Should we disable MCP sampling entirely?

If you can’t monitor and enforce policy on sampling requests and tool calls, yes—disable it. If you can, sampling is usable, but only with strict scoping, rate limits, and high-risk tool gating.

What’s the biggest risk: cost, bad answers, or system changes?

System changes. Cost theft is painful and hijacking is disruptive, but covert tool invocation can modify local files, move data, or set up persistence. That’s the line where AI safety becomes incident response.

What’s the fastest win for detection?

Correlate sampling events + tool calls + token spend per MCP server and per tool.

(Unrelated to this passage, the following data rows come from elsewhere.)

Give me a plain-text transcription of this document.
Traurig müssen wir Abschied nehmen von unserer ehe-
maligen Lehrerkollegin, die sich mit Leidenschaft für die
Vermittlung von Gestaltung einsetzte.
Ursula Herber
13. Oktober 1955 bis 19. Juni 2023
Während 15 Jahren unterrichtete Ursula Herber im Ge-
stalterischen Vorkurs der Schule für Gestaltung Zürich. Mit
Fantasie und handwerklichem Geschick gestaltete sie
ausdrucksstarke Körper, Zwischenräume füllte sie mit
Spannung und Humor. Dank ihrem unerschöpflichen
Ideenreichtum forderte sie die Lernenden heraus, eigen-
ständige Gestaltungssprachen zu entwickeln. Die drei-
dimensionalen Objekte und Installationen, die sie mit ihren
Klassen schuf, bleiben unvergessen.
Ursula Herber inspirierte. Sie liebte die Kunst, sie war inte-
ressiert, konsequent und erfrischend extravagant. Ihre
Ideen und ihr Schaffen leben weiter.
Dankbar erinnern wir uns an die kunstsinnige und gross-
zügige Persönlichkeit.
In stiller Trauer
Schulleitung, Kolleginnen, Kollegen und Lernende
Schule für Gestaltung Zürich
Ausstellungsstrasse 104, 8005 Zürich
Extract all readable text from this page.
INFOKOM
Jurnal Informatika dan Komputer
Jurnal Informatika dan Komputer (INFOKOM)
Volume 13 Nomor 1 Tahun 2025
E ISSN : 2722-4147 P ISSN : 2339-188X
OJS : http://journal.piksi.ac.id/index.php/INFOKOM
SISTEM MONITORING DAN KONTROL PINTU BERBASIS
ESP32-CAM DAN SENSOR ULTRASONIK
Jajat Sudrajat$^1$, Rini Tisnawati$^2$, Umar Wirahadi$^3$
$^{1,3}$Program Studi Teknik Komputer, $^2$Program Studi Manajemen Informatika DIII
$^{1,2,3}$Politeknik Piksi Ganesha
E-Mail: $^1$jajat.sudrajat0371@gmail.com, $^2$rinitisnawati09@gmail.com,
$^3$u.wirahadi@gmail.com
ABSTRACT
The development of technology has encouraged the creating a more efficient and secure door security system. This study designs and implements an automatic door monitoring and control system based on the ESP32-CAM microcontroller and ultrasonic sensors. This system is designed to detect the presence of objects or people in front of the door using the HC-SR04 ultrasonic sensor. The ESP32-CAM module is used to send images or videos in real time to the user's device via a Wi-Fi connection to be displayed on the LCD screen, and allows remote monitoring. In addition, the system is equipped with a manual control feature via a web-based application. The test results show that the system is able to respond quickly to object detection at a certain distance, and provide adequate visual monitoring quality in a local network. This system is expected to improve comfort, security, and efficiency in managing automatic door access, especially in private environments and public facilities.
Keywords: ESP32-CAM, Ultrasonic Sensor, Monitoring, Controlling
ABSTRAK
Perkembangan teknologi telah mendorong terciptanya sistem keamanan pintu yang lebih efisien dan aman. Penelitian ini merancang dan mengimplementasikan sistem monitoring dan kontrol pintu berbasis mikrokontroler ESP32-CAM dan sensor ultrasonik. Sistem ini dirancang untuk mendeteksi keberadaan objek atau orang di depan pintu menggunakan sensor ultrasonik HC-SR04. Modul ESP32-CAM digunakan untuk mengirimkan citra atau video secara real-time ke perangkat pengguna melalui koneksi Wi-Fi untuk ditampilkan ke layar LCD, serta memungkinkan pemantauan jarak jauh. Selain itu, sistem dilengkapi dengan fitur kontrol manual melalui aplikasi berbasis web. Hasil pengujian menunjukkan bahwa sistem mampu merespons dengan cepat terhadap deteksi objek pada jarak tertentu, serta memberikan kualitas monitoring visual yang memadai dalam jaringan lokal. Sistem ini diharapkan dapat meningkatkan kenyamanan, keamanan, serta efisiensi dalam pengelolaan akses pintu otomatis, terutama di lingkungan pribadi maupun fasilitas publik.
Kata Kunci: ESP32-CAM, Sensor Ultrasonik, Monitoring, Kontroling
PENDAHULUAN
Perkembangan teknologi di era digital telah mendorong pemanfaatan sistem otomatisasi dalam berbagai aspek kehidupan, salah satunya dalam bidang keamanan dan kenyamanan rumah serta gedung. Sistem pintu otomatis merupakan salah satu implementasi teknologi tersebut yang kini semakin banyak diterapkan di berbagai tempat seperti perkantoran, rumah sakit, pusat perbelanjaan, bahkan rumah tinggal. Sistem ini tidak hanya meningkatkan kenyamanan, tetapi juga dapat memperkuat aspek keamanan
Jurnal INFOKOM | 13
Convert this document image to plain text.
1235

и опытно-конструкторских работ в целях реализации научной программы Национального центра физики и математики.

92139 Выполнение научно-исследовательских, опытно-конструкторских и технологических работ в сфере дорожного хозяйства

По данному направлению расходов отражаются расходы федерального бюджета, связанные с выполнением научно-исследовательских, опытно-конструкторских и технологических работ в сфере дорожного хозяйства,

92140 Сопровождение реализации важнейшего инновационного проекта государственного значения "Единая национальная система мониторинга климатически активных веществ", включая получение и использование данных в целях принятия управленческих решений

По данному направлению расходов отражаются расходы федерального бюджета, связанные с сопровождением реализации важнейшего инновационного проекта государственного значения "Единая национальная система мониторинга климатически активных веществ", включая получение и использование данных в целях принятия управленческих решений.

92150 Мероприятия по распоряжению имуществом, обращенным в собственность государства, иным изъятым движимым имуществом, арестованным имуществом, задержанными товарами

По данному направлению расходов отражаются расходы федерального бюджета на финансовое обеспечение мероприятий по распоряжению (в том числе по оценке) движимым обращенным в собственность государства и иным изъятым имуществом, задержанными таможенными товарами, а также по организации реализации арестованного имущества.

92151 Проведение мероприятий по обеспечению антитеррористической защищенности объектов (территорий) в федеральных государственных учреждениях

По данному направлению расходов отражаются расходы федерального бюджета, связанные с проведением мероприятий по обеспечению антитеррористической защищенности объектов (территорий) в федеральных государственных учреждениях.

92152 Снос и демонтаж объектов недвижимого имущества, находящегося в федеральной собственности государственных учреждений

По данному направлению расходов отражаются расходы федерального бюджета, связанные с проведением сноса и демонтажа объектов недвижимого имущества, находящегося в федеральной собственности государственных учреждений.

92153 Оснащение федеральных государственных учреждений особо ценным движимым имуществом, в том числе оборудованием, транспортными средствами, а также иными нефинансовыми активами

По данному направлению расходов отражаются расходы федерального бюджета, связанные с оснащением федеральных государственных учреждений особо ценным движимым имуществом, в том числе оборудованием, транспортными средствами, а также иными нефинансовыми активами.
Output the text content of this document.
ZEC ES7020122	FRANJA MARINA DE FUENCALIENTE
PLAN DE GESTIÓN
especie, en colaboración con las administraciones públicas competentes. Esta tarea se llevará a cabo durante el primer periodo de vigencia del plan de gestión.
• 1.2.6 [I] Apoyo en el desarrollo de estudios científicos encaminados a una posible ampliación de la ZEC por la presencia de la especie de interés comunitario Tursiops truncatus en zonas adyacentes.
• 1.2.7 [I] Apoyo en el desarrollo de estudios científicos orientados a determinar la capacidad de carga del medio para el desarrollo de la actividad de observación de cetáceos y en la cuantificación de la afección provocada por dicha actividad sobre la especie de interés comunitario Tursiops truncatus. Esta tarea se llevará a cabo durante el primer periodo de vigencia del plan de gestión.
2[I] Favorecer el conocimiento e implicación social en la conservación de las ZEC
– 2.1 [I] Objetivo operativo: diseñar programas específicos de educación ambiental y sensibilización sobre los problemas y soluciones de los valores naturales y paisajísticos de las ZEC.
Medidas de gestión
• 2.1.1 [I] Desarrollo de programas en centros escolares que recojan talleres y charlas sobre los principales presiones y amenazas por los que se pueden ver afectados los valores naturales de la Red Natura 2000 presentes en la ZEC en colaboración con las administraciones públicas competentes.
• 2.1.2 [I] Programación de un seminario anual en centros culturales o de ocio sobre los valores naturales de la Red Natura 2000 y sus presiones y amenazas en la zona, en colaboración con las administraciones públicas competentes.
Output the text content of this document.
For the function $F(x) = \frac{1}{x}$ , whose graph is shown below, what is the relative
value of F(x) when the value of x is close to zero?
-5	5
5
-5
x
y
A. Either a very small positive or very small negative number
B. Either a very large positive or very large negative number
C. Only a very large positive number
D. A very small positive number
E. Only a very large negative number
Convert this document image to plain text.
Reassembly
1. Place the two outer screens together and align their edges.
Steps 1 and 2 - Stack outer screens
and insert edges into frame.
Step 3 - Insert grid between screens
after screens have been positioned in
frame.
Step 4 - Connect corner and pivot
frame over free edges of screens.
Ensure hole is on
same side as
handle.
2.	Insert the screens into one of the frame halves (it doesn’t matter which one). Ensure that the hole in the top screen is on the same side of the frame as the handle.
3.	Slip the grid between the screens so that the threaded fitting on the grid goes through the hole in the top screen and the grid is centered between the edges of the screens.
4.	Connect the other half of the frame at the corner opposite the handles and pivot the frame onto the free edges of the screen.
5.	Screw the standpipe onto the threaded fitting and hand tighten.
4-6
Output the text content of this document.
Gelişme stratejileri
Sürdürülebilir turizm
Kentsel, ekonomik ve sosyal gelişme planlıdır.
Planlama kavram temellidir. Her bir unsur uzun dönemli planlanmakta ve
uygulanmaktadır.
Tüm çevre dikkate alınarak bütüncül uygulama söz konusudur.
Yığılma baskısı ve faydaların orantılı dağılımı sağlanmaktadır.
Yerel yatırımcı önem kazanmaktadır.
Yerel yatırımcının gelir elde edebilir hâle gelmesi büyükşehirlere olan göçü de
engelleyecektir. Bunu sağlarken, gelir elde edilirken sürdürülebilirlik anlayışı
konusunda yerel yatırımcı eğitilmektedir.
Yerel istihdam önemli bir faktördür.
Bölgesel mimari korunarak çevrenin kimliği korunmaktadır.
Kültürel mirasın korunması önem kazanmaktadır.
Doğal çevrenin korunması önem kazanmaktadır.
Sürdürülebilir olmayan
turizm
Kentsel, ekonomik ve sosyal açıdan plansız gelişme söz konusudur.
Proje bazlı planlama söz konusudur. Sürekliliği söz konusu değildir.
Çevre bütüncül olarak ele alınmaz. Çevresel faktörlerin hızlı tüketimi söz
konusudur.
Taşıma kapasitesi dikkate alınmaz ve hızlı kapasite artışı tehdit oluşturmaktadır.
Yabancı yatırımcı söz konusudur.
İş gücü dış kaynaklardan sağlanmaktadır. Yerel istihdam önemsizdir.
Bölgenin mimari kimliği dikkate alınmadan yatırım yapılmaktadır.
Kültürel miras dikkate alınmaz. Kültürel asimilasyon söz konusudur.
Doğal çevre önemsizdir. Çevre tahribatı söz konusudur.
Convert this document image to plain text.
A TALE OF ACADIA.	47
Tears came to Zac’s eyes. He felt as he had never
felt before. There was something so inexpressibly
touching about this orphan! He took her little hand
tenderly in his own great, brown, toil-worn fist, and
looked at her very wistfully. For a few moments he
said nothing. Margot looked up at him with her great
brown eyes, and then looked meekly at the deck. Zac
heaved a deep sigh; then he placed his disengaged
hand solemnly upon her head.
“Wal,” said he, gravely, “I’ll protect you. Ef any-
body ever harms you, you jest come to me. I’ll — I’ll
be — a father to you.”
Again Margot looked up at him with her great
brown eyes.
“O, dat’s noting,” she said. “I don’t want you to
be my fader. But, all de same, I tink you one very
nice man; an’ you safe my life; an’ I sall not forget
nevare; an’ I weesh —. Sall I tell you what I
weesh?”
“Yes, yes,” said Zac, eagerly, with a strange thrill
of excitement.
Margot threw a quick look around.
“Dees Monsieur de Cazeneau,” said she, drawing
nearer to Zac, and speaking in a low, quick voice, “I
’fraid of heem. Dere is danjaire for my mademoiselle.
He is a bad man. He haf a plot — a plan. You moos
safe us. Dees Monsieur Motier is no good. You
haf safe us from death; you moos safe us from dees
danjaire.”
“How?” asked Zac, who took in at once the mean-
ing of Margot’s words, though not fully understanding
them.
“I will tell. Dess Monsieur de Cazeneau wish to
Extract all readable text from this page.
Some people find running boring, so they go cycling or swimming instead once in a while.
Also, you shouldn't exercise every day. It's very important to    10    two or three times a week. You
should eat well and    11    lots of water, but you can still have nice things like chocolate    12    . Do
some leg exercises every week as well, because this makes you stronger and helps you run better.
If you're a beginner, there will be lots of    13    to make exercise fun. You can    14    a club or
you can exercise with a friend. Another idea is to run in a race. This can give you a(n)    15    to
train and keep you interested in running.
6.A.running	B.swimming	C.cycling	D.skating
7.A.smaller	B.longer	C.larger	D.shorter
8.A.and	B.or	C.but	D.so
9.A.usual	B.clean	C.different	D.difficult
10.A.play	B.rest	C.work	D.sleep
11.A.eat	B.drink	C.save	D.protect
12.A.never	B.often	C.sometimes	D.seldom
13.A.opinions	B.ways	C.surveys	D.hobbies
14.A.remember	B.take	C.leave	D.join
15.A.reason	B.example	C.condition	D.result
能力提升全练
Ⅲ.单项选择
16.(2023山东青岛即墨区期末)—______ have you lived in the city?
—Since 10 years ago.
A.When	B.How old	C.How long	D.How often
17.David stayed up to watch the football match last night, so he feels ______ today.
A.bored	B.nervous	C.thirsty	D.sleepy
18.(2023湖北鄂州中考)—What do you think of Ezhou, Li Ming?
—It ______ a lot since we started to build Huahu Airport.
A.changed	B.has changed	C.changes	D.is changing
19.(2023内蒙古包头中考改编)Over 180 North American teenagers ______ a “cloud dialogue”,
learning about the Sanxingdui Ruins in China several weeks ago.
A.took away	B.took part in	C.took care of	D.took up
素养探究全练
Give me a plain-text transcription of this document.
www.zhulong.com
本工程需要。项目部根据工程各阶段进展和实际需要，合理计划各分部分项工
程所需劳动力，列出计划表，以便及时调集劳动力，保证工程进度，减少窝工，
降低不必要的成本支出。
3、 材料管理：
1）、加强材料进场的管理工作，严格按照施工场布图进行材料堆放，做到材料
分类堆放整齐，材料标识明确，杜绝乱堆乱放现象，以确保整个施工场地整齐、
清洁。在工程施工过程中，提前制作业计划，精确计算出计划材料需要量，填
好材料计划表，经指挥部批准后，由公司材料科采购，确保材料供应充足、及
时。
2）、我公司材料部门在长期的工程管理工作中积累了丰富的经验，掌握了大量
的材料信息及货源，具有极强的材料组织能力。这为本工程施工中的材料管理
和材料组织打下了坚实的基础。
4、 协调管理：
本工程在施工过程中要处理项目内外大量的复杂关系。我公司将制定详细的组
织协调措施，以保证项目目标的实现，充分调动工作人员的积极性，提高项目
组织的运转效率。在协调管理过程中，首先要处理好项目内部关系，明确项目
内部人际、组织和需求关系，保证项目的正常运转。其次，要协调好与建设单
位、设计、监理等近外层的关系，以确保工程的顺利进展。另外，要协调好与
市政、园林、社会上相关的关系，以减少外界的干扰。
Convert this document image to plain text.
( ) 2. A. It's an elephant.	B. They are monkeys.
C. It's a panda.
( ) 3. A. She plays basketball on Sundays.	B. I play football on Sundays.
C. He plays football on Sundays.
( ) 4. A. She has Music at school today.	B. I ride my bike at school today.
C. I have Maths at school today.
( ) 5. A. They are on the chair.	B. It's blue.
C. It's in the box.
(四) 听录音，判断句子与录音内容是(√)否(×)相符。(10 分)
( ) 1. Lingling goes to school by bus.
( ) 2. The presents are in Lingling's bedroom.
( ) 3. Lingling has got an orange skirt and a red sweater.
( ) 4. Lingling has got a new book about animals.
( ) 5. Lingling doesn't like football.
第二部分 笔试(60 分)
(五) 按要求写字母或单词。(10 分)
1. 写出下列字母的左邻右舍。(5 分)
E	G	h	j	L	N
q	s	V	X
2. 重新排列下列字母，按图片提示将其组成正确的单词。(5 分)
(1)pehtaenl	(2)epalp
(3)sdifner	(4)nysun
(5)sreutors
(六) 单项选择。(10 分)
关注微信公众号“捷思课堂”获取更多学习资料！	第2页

Most orgs track these separately (or not at all). When you join them, anomalies become obvious.

The better way to run copilots in 2026: assume tools are hostile

MCP will keep spreading because it solves a real integration problem, and because standardization reduces engineering friction. Security teams shouldn’t fight that momentum—they should make it safe.

MCP sampling prompt injection is a reminder that agentic AI expands the attack surface. The fix isn’t a single guardrail. It’s a runtime approach: visibility into prompts and completions, anomaly detection tuned to tool behavior, and policy enforcement that blocks unauthorized actions even when the prompt “looks normal.”

If you’re rolling out copilots across engineering in 2026, ask one hard question: Can your AI security controls detect a hidden sampling prompt injection before it turns into unauthorized tool execution?